Can Editing 1 Neuron Fix Repetition Loops in LLMs?
Can Editing 1 Neuron Fix Repetition Loops in LLMs?
修改 1 个神经元能修复大语言模型(LLM)的重复循环问题吗?
Abstract: Yes. Can it cure doom loops? Probably not. The Gemma 4 instruction-tuned models share a reproducible failure: on long factual enumeration prompts, such as listing every episode of a TV series, the 88 IAU constellations, or the 151 original Pokemon, they collapse into repetition, either a tight verbatim loop or a list whose entries decay onto a single answer. These loops occur at rates as high as 95% and survive prompt rewording, inference-engine changes, and most sampling adjustments.
摘要: 可以。但它能治愈“死循环”吗?可能不行。Gemma 4 指令微调模型存在一个可复现的缺陷:在处理长篇事实枚举提示词时(例如列出某部电视剧的所有剧集、国际天文学联合会定义的 88 个星座,或最初的 151 只宝可梦),模型会陷入重复,表现为紧密的逐字循环,或者列表条目最终退化为同一个答案。这些循环的发生率高达 95%,且无法通过重写提示词、更换推理引擎或调整大多数采样参数来解决。
In this paper we explore whether this behavior is localized enough to remove by weight edits. To localize the cause, we use per-layer ablation and per-neuron attribution, then confirm the strongest candidates with full-generation sweeps. The loops trace to a small set of MLP neurons (or, in the 26B-A4B Mixture-of-Experts model, a few routed experts) which we suppress with static weight edits. These “surgeries” can be as small as a single sign-inverted neuron (in the E2B model).
在本文中,我们探讨了这种行为是否足够局部化,从而可以通过权重编辑来消除。为了定位原因,我们使用了逐层消融(per-layer ablation)和逐神经元归因(per-neuron attribution)技术,并通过全生成扫描确认了最可能的候选对象。研究发现,这些循环源于一小部分 MLP 神经元(在 26B-A4B 混合专家模型中,则源于少数被路由的专家),我们通过静态权重编辑抑制了它们。这些“手术”规模极小,有时仅需反转单个神经元的符号(在 E2B 模型中)。

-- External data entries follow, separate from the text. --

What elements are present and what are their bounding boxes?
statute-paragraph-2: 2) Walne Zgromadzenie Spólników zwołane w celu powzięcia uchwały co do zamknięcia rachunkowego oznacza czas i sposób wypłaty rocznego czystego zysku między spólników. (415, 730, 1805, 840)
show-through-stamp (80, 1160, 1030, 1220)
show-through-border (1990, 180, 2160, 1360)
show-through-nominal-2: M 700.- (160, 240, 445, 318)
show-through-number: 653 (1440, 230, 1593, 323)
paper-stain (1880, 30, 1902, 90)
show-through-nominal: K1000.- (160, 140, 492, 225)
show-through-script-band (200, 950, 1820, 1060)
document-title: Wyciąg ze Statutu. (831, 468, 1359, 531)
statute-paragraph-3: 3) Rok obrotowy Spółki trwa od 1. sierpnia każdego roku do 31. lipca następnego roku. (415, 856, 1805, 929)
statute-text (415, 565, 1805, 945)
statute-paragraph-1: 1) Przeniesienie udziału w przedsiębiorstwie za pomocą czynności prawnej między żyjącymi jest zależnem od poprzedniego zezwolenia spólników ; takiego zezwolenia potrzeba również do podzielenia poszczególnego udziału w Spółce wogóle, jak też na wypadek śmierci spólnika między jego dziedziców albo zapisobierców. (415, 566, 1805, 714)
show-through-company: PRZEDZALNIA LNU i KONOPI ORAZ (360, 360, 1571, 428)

The size of the effective edits grows with model scale, but in all cases, the loop patterns can be addressed at normal generation budgets while preserving general-purpose benchmark scores. However, the edits do not solve everything: we also study longer thinking budgets, where the two larger models most visibly enter doom looping, i.e. a non-convergent regime in which the model self-corrects in circles over a fact it cannot recall, exhausting the budget without committing to a final answer.
有效编辑的规模会随着模型规模的增大而增加,但在所有情况下,这些循环模式都可以在正常的生成预算内得到解决,同时保持通用基准测试的分数不变。然而,这些编辑并不能解决所有问题:我们还研究了更长的思考预算,在这种情况下,两个较大的模型最明显地进入了“死循环”,即一种非收敛状态——模型在无法回忆起某个事实时,会不断自我纠正并陷入循环,最终耗尽预算却无法给出最终答案。
We show this residual failure is reduced but not eliminated by the same edits, and argue it is fundamentally a knowledge-precision problem rather than a removable circuit; weight surgery can delete a loop, but it cannot supply a missing fact. Our results are both a feasibility demonstration, that is, evidence that a concrete generation pathology can be localized to a few parameters and edited out, and a delineation of where that approach stops.
我们证明,同样的编辑可以减少但不能消除这种残留的故障,并指出这从根本上是一个知识精确度问题,而不是可以通过移除电路解决的问题;权重手术可以删除循环,但无法补充缺失的事实。我们的研究结果既是一项可行性演示(证明了具体的生成病理可以定位到少数参数并被编辑掉),也界定了该方法的局限性。